Una oleada de asombro recorrió el cuerpo de Lydia. No era sólo que tuviera nuevas ideas, sino que también miraba con ojos nuevos. Le parecía que se estaba convirtiendo en comunista.

– Lydia Ivanova, me alegra inmensamente que hayas podido venir. -Era la condesa Serova, regia como siempre, con un vestido de raso color crema, de escote alto y falda hasta los pies, con bordado de perlas-. Y veo que esta noche llevas otra indumentaria. Empezaba a pensar que sólo disponías de un vestido. Qué bien te sienta el verde.

Aquella mezcla de insulto y alabanza desconcertó a Lydia.

– Gracias por invitarme, condesa. -En esa ocasión, se negó a hacerle una reverencia. ¿Por qué iba a hacerlo?-. ¿Se encuentra aquí su hijo?

La condesa Serova observó detenidamente a Lydia, y sin responder se volvió en dirección a la señora Zarya.

– Olga Petrovna Zarya, kak molodo vi vigliaditye, qué joven se te ve esta noche.

La señora Zarya se hinchió de orgullo y, ella sí, le hizo una reverencia, pero Lydia no oyó nada más, pues en ese instante una mujer joven, vestida de negro, que aguardaba tras la condesa, y que sin duda era alguna asistente, se acercó a Lydia y, en ruso, le susurró:

– Está en el salón de baile.

Lydia se excusó y siguió el sonido de la música.

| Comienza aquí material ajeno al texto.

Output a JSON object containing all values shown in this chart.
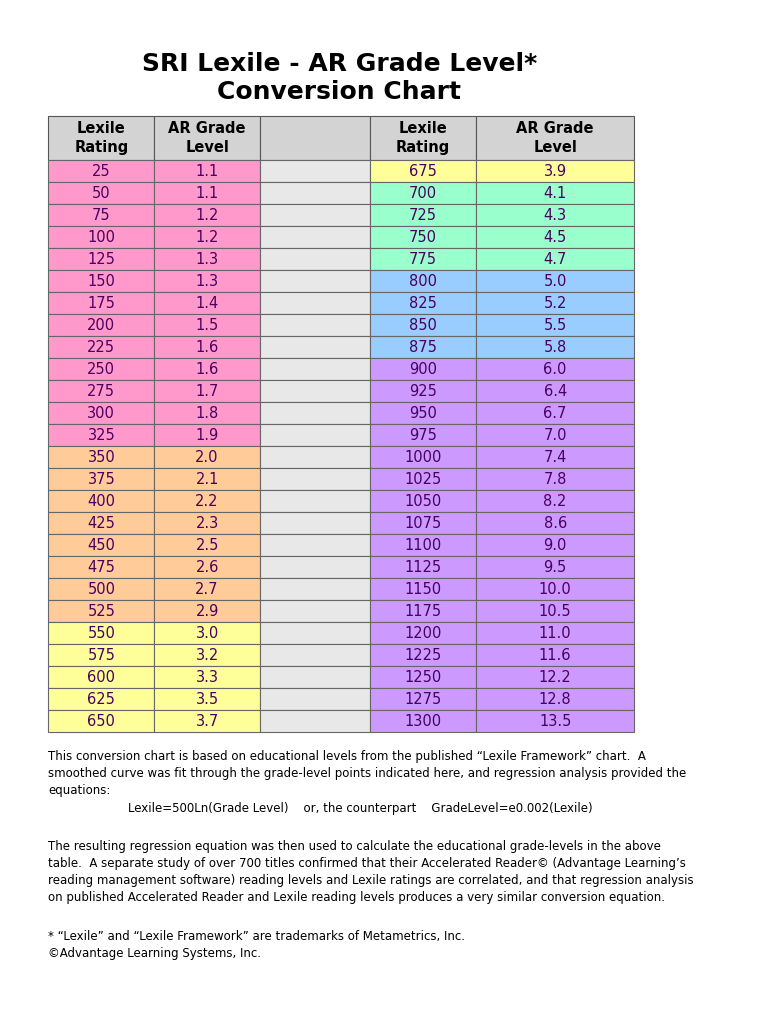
{
  "title_line1": "SRI Lexile - AR Grade Level*",
  "title_line2": "Conversion Chart",
  "left_data": [
    [
      "25",
      "1.1"
    ],
    [
      "50",
      "1.1"
    ],
    [
      "75",
      "1.2"
    ],
    [
      "100",
      "1.2"
    ],
    [
      "125",
      "1.3"
    ],
    [
      "150",
      "1.3"
    ],
    [
      "175",
      "1.4"
    ],
    [
      "200",
      "1.5"
    ],
    [
      "225",
      "1.6"
    ],
    [
      "250",
      "1.6"
    ],
    [
      "275",
      "1.7"
    ],
    [
      "300",
      "1.8"
    ],
    [
      "325",
      "1.9"
    ],
    [
      "350",
      "2.0"
    ],
    [
      "375",
      "2.1"
    ],
    [
      "400",
      "2.2"
    ],
    [
      "425",
      "2.3"
    ],
    [
      "450",
      "2.5"
    ],
    [
      "475",
      "2.6"
    ],
    [
      "500",
      "2.7"
    ],
    [
      "525",
      "2.9"
    ],
    [
      "550",
      "3.0"
    ],
    [
      "575",
      "3.2"
    ],
    [
      "600",
      "3.3"
    ],
    [
      "625",
      "3.5"
    ],
    [
      "650",
      "3.7"
    ]
  ],
  "right_data": [
    [
      "675",
      "3.9"
    ],
    [
      "700",
      "4.1"
    ],
    [
      "725",
      "4.3"
    ],
    [
      "750",
      "4.5"
    ],
    [
      "775",
      "4.7"
    ],
    [
      "800",
      "5.0"
    ],
    [
      "825",
      "5.2"
    ],
    [
      "850",
      "5.5"
    ],
    [
      "875",
      "5.8"
    ],
    [
      "900",
      "6.0"
    ],
    [
      "925",
      "6.4"
    ],
    [
      "950",
      "6.7"
    ],
    [
      "975",
      "7.0"
    ],
    [
      "1000",
      "7.4"
    ],
    [
      "1025",
      "7.8"
    ],
    [
      "1050",
      "8.2"
    ],
    [
      "1075",
      "8.6"
    ],
    [
      "1100",
      "9.0"
    ],
    [
      "1125",
      "9.5"
    ],
    [
      "1150",
      "10.0"
    ],
    [
      "1175",
      "10.5"
    ],
    [
      "1200",
      "11.0"
    ],
    [
      "1225",
      "11.6"
    ],
    [
      "1250",
      "12.2"
    ],
    [
      "1275",
      "12.8"
    ],
    [
      "1300",
      "13.5"
    ]
  ],
  "left_row_colors": [
    "#FF99CC",
    "#FF99CC",
    "#FF99CC",
    "#FF99CC",
    "#FF99CC",
    "#FF99CC",
    "#FF99CC",
    "#FF99CC",
    "#FF99CC",
    "#FF99CC",
    "#FF99CC",
    "#FF99CC",
    "#FF99CC",
    "#FFCC99",
    "#FFCC99",
    "#FFCC99",
    "#FFCC99",
    "#FFCC99",
    "#FFCC99",
    "#FFCC99",
    "#FFCC99",
    "#FFFF99",
    "#FFFF99",
    "#FFFF99",
    "#FFFF99",
    "#FFFF99"
  ],
  "right_row_colors": [
    "#FFFF99",
    "#99FFCC",
    "#99FFCC",
    "#99FFCC",
    "#99FFCC",
    "#99CCFF",
    "#99CCFF",
    "#99CCFF",
    "#99CCFF",
    "#CC99FF",
    "#CC99FF",
    "#CC99FF",
    "#CC99FF",
    "#CC99FF",
    "#CC99FF",
    "#CC99FF",
    "#CC99FF",
    "#CC99FF",
    "#CC99FF",
    "#CC99FF",
    "#CC99FF",
    "#CC99FF",
    "#CC99FF",
    "#CC99FF",
    "#CC99FF",
    "#CC99FF"
  ],
  "header_color": "#D3D3D3",
  "mid_color": "#E8E8E8",
  "text_color": "#5B2C6F",
  "border_color": "#555555",
  "footnote1": "This conversion chart is based on educational levels from the published “Lexile Framework” chart.  A\nsmoothed curve was fit through the grade-level points indicated here, and regression analysis provided the\nequations:",
  "footnote2": "Lexile=500Ln(Grade Level)    or, the counterpart    GradeLevel=e0.002(Lexile)",
  "footnote3": "The resulting regression equation was then used to calculate the educational grade-levels in the above\ntable.  A separate study of over 700 titles confirmed that their Accelerated Reader© (Advantage Learning’s\nreading management software) reading levels and Lexile ratings are correlated, and that regression analysis\non published Accelerated Reader and Lexile reading levels produces a very similar conversion equation.",
  "footnote4": "* “Lexile” and “Lexile Framework” are trademarks of Metametrics, Inc.\n©Advantage Learning Systems, Inc."
}
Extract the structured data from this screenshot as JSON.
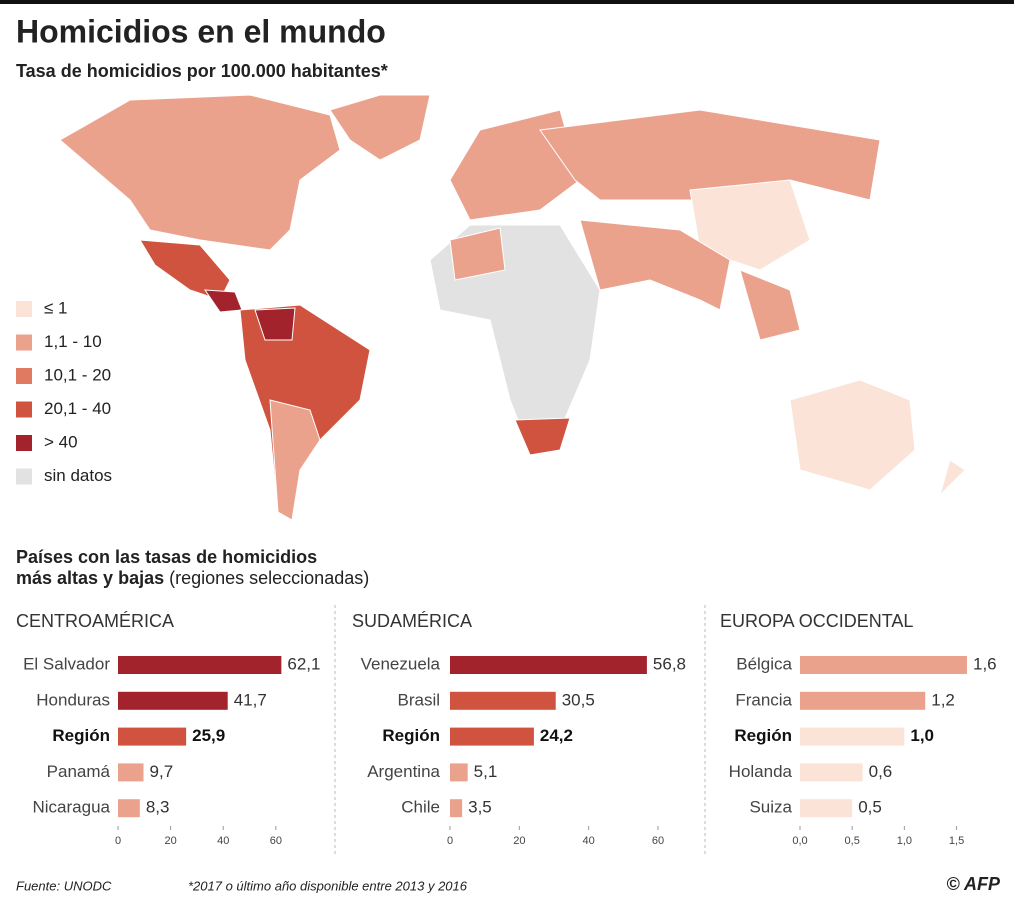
{
  "title": "Homicidios en el mundo",
  "subtitle": "Tasa de homicidios por 100.000 habitantes*",
  "legend": [
    {
      "label": "≤ 1",
      "color": "#fbe3d8"
    },
    {
      "label": "1,1 - 10",
      "color": "#eba28d"
    },
    {
      "label": "10,1 - 20",
      "color": "#e07a60"
    },
    {
      "label": "20,1 - 40",
      "color": "#d0533f"
    },
    {
      "label": "> 40",
      "color": "#a3232d"
    },
    {
      "label": "sin datos",
      "color": "#e2e2e2"
    }
  ],
  "section": {
    "line1": "Países con las tasas de homicidios",
    "line2_bold": "más altas y bajas",
    "line2_rest": " (regiones seleccionadas)"
  },
  "chart_data": [
    {
      "type": "bar",
      "title": "CENTROAMÉRICA",
      "categories": [
        "El Salvador",
        "Honduras",
        "Región",
        "Panamá",
        "Nicaragua"
      ],
      "values": [
        62.1,
        41.7,
        25.9,
        9.7,
        8.3
      ],
      "value_labels": [
        "62,1",
        "41,7",
        "25,9",
        "9,7",
        "8,3"
      ],
      "colors": [
        "#a3232d",
        "#a3232d",
        "#d0533f",
        "#eba28d",
        "#eba28d"
      ],
      "bold_index": 2,
      "xlim": [
        0,
        65
      ],
      "xticks": [
        0,
        20,
        40,
        60
      ]
    },
    {
      "type": "bar",
      "title": "SUDAMÉRICA",
      "categories": [
        "Venezuela",
        "Brasil",
        "Región",
        "Argentina",
        "Chile"
      ],
      "values": [
        56.8,
        30.5,
        24.2,
        5.1,
        3.5
      ],
      "value_labels": [
        "56,8",
        "30,5",
        "24,2",
        "5,1",
        "3,5"
      ],
      "colors": [
        "#a3232d",
        "#d0533f",
        "#d0533f",
        "#eba28d",
        "#eba28d"
      ],
      "bold_index": 2,
      "xlim": [
        0,
        60
      ],
      "xticks": [
        0,
        20,
        40,
        60
      ]
    },
    {
      "type": "bar",
      "title": "EUROPA OCCIDENTAL",
      "categories": [
        "Bélgica",
        "Francia",
        "Región",
        "Holanda",
        "Suiza"
      ],
      "values": [
        1.6,
        1.2,
        1.0,
        0.6,
        0.5
      ],
      "value_labels": [
        "1,6",
        "1,2",
        "1,0",
        "0,6",
        "0,5"
      ],
      "colors": [
        "#eba28d",
        "#eba28d",
        "#fbe3d8",
        "#fbe3d8",
        "#fbe3d8"
      ],
      "bold_index": 2,
      "xlim": [
        0,
        1.6
      ],
      "xticks": [
        {
          "value": 0,
          "label": "0,0"
        },
        {
          "value": 0.5,
          "label": "0,5"
        },
        {
          "value": 1.0,
          "label": "1,0"
        },
        {
          "value": 1.5,
          "label": "1,5"
        }
      ]
    }
  ],
  "footer": {
    "source": "Fuente: UNODC",
    "note": "*2017 o último año disponible entre 2013 y 2016",
    "credit": "© AFP"
  }
}
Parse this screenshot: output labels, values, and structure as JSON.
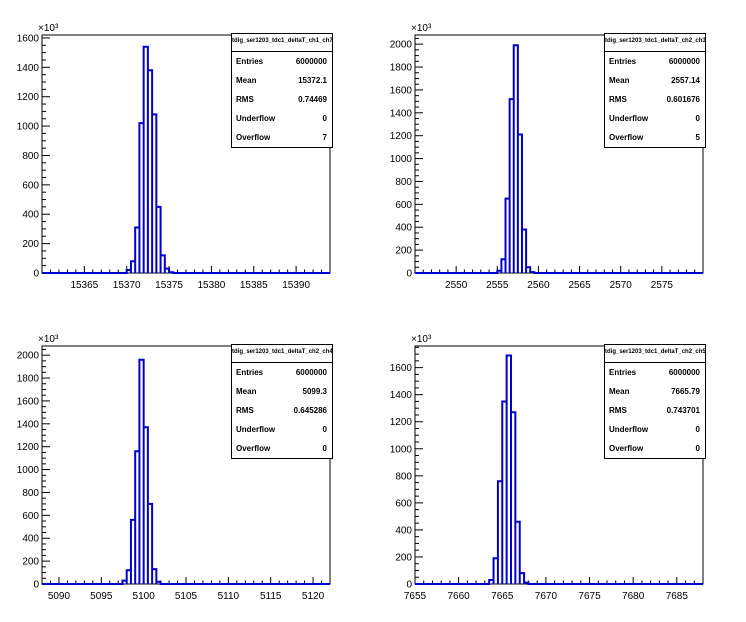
{
  "exponent_label": "×10³",
  "stats_labels": [
    "Entries",
    "Mean",
    "RMS",
    "Underflow",
    "Overflow"
  ],
  "line_color": "#0000cc",
  "chart_data": [
    {
      "type": "histogram",
      "title": "tdig_ser1203_tdc1_deltaT_ch1_ch7",
      "xlim": [
        15360,
        15394
      ],
      "ylim": [
        0,
        1620
      ],
      "x_ticks": [
        15365,
        15370,
        15375,
        15380,
        15385,
        15390
      ],
      "y_ticks": [
        0,
        200,
        400,
        600,
        800,
        1000,
        1200,
        1400,
        1600
      ],
      "bins": [
        {
          "x": 15370.0,
          "y": 20
        },
        {
          "x": 15370.5,
          "y": 80
        },
        {
          "x": 15371.0,
          "y": 310
        },
        {
          "x": 15371.5,
          "y": 1020
        },
        {
          "x": 15372.0,
          "y": 1540
        },
        {
          "x": 15372.5,
          "y": 1380
        },
        {
          "x": 15373.0,
          "y": 1080
        },
        {
          "x": 15373.5,
          "y": 450
        },
        {
          "x": 15374.0,
          "y": 120
        },
        {
          "x": 15374.5,
          "y": 30
        },
        {
          "x": 15375.0,
          "y": 5
        }
      ],
      "bin_width": 0.5,
      "stats": {
        "Entries": "6000000",
        "Mean": "15372.1",
        "RMS": "0.74469",
        "Underflow": "0",
        "Overflow": "7"
      }
    },
    {
      "type": "histogram",
      "title": "tdig_ser1203_tdc1_deltaT_ch2_ch3",
      "xlim": [
        2545,
        2580
      ],
      "ylim": [
        0,
        2080
      ],
      "x_ticks": [
        2550,
        2555,
        2560,
        2565,
        2570,
        2575
      ],
      "y_ticks": [
        0,
        200,
        400,
        600,
        800,
        1000,
        1200,
        1400,
        1600,
        1800,
        2000
      ],
      "bins": [
        {
          "x": 2555.0,
          "y": 20
        },
        {
          "x": 2555.5,
          "y": 120
        },
        {
          "x": 2556.0,
          "y": 650
        },
        {
          "x": 2556.5,
          "y": 1520
        },
        {
          "x": 2557.0,
          "y": 1990
        },
        {
          "x": 2557.5,
          "y": 1210
        },
        {
          "x": 2558.0,
          "y": 380
        },
        {
          "x": 2558.5,
          "y": 50
        },
        {
          "x": 2559.0,
          "y": 8
        }
      ],
      "bin_width": 0.5,
      "stats": {
        "Entries": "6000000",
        "Mean": "2557.14",
        "RMS": "0.601676",
        "Underflow": "0",
        "Overflow": "5"
      }
    },
    {
      "type": "histogram",
      "title": "tdig_ser1203_tdc1_deltaT_ch2_ch4",
      "xlim": [
        5088,
        5122
      ],
      "ylim": [
        0,
        2080
      ],
      "x_ticks": [
        5090,
        5095,
        5100,
        5105,
        5110,
        5115,
        5120
      ],
      "y_ticks": [
        0,
        200,
        400,
        600,
        800,
        1000,
        1200,
        1400,
        1600,
        1800,
        2000
      ],
      "bins": [
        {
          "x": 5097.5,
          "y": 30
        },
        {
          "x": 5098.0,
          "y": 120
        },
        {
          "x": 5098.5,
          "y": 560
        },
        {
          "x": 5099.0,
          "y": 1160
        },
        {
          "x": 5099.5,
          "y": 1960
        },
        {
          "x": 5100.0,
          "y": 1370
        },
        {
          "x": 5100.5,
          "y": 700
        },
        {
          "x": 5101.0,
          "y": 130
        },
        {
          "x": 5101.5,
          "y": 20
        }
      ],
      "bin_width": 0.5,
      "stats": {
        "Entries": "6000000",
        "Mean": "5099.3",
        "RMS": "0.645286",
        "Underflow": "0",
        "Overflow": "0"
      }
    },
    {
      "type": "histogram",
      "title": "tdig_ser1203_tdc1_deltaT_ch2_ch5",
      "xlim": [
        7655,
        7688
      ],
      "ylim": [
        0,
        1760
      ],
      "x_ticks": [
        7655,
        7660,
        7665,
        7670,
        7675,
        7680,
        7685
      ],
      "y_ticks": [
        0,
        200,
        400,
        600,
        800,
        1000,
        1200,
        1400,
        1600
      ],
      "bins": [
        {
          "x": 7663.5,
          "y": 30
        },
        {
          "x": 7664.0,
          "y": 190
        },
        {
          "x": 7664.5,
          "y": 760
        },
        {
          "x": 7665.0,
          "y": 1350
        },
        {
          "x": 7665.5,
          "y": 1690
        },
        {
          "x": 7666.0,
          "y": 1270
        },
        {
          "x": 7666.5,
          "y": 460
        },
        {
          "x": 7667.0,
          "y": 80
        },
        {
          "x": 7667.5,
          "y": 10
        }
      ],
      "bin_width": 0.5,
      "stats": {
        "Entries": "6000000",
        "Mean": "7665.79",
        "RMS": "0.743701",
        "Underflow": "0",
        "Overflow": "0"
      }
    }
  ]
}
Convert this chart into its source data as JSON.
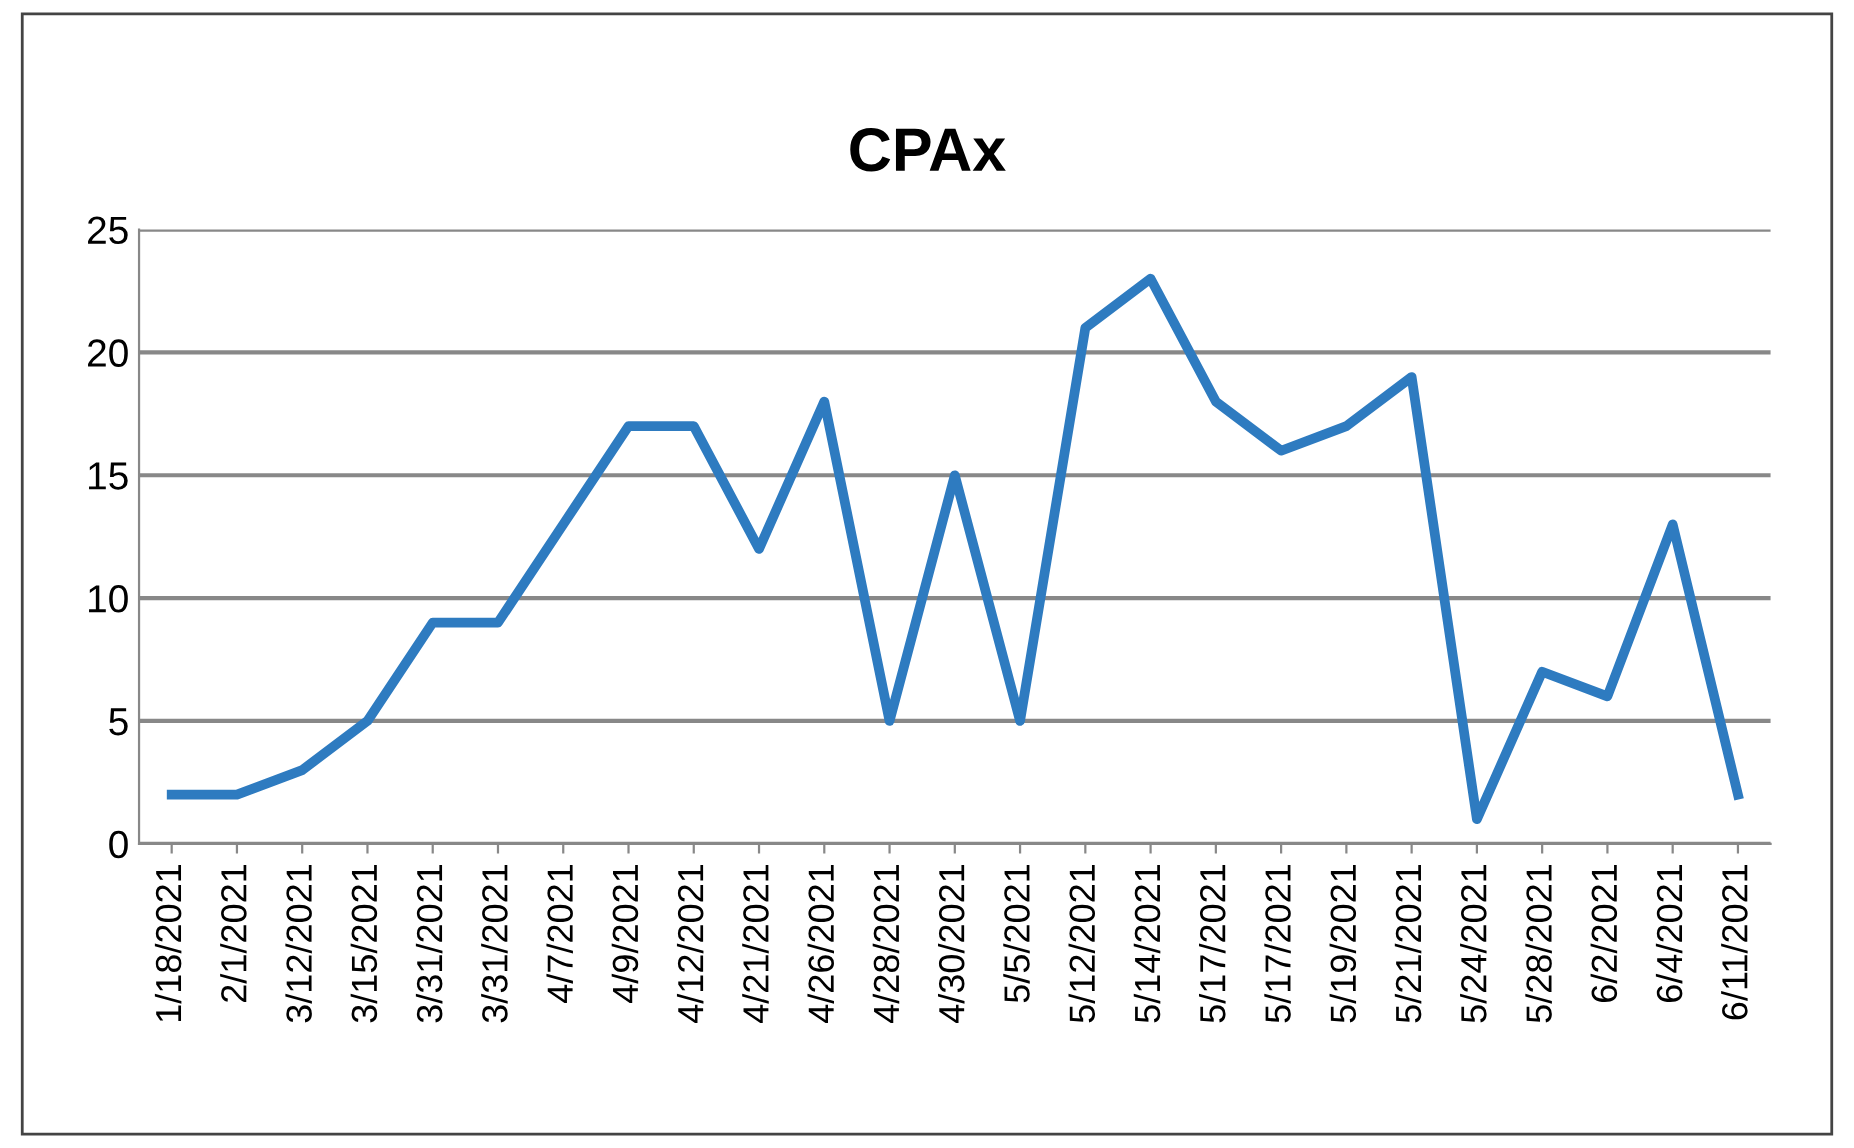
{
  "chart_data": {
    "type": "line",
    "title": "CPAx",
    "categories": [
      "1/18/2021",
      "2/1/2021",
      "3/12/2021",
      "3/15/2021",
      "3/31/2021",
      "3/31/2021",
      "4/7/2021",
      "4/9/2021",
      "4/12/2021",
      "4/21/2021",
      "4/26/2021",
      "4/28/2021",
      "4/30/2021",
      "5/5/2021",
      "5/12/2021",
      "5/14/2021",
      "5/17/2021",
      "5/17/2021",
      "5/19/2021",
      "5/21/2021",
      "5/24/2021",
      "5/28/2021",
      "6/2/2021",
      "6/4/2021",
      "6/11/2021"
    ],
    "series": [
      {
        "color": "#2e7bc0",
        "values": [
          2,
          2,
          3,
          5,
          9,
          9,
          13,
          17,
          17,
          12,
          18,
          5,
          15,
          5,
          21,
          23,
          18,
          16,
          17,
          19,
          1,
          7,
          6,
          13,
          2
        ]
      }
    ],
    "ylim": [
      0,
      25
    ],
    "yticks": [
      0,
      5,
      10,
      15,
      20,
      25
    ],
    "grid": "y",
    "marker": "none",
    "line_style": "solid"
  }
}
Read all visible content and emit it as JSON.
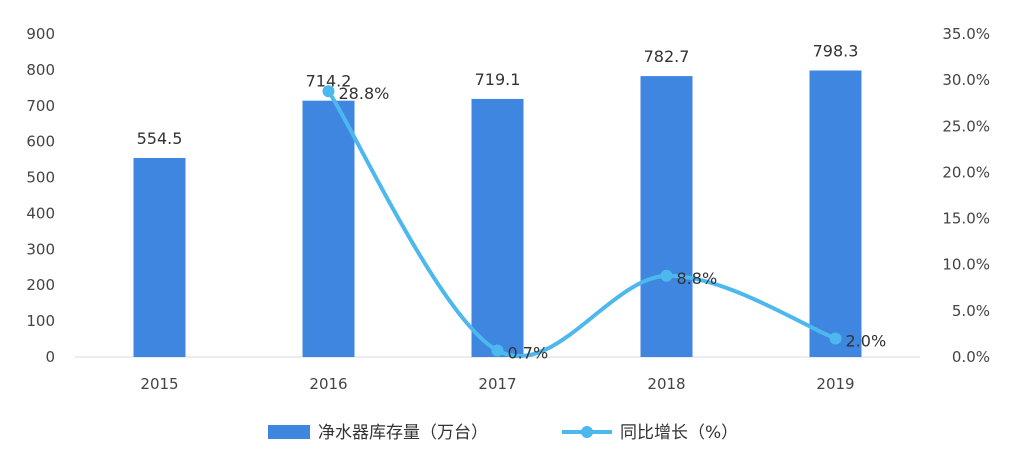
{
  "chart_data": {
    "type": "bar",
    "categories": [
      "2015",
      "2016",
      "2017",
      "2018",
      "2019"
    ],
    "series": [
      {
        "name": "净水器库存量（万台）",
        "type": "bar",
        "axis": "left",
        "color": "#3F86E0",
        "values": [
          554.5,
          714.2,
          719.1,
          782.7,
          798.3
        ],
        "labels": [
          "554.5",
          "714.2",
          "719.1",
          "782.7",
          "798.3"
        ]
      },
      {
        "name": "同比增长（%）",
        "type": "line",
        "axis": "right",
        "color": "#4DB8EE",
        "values": [
          null,
          28.8,
          0.7,
          8.8,
          2.0
        ],
        "labels": [
          "",
          "28.8%",
          "0.7%",
          "8.8%",
          "2.0%"
        ]
      }
    ],
    "y_left": {
      "min": 0,
      "max": 900,
      "ticks": [
        "0",
        "100",
        "200",
        "300",
        "400",
        "500",
        "600",
        "700",
        "800",
        "900"
      ]
    },
    "y_right": {
      "min": 0,
      "max": 35,
      "ticks": [
        "0.0%",
        "5.0%",
        "10.0%",
        "15.0%",
        "20.0%",
        "25.0%",
        "30.0%",
        "35.0%"
      ]
    },
    "grid": false,
    "legend_position": "bottom"
  }
}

La mujer resplandecía. Llevaba un vestido con escote de bañera, de lentejuelas, y estaba sentada a un piano instalado en un extremo de la sala. Las uñas, de un rojo muy vivo, resaltaban contra las teclas de marfil. En ese momento tocaba una pieza moderna que Lydia reconoció al instante. Era algo de Shostakovich, algo decadente. La pianista mecía sus cabellos rubios, sedosos, al compás de la música. Y a Lydia le desagradó al instante aquella manera exagerada de interpretar. ¿Por qué no había invitado la condesa a Valentina para que tocara? Se volvió, porque cada vez que pensaba en Valentina, los retratos del cajón asomaban a su mente, y se sentía enferma. Y decidió mirar a su alrededor.

El salón era precioso. En los altos techos, héroes musculosos y diosas nebulosas que desde las alturas contemplaban los suelos claros de abedul. Inmensos retratos familiares ricamente enmarcados, personas de nariz alargada y expresión arrogante, pensados para amedrentar a los invitados de poco brío. Espejos que reflejaban los miles de puntos de luz de los candelabros y la proyectaban sobre la sala, para iluminar aún más a los danzantes, que se deslizaban, sonrientes, de un extremo al otro. Pero los ojos de Lydia no tardaron en concentrarse en otro punto, en el que un corrillo de hombres conversaba acaloradamente frente a uno de los largos cortinajes verdes. Uno de ellos, alto, de espalda recta, impecablemente vestido con traje de gala, y con el pelo cortado a cepillo, hizo que a Lydia se le pusiera la piel de gallina.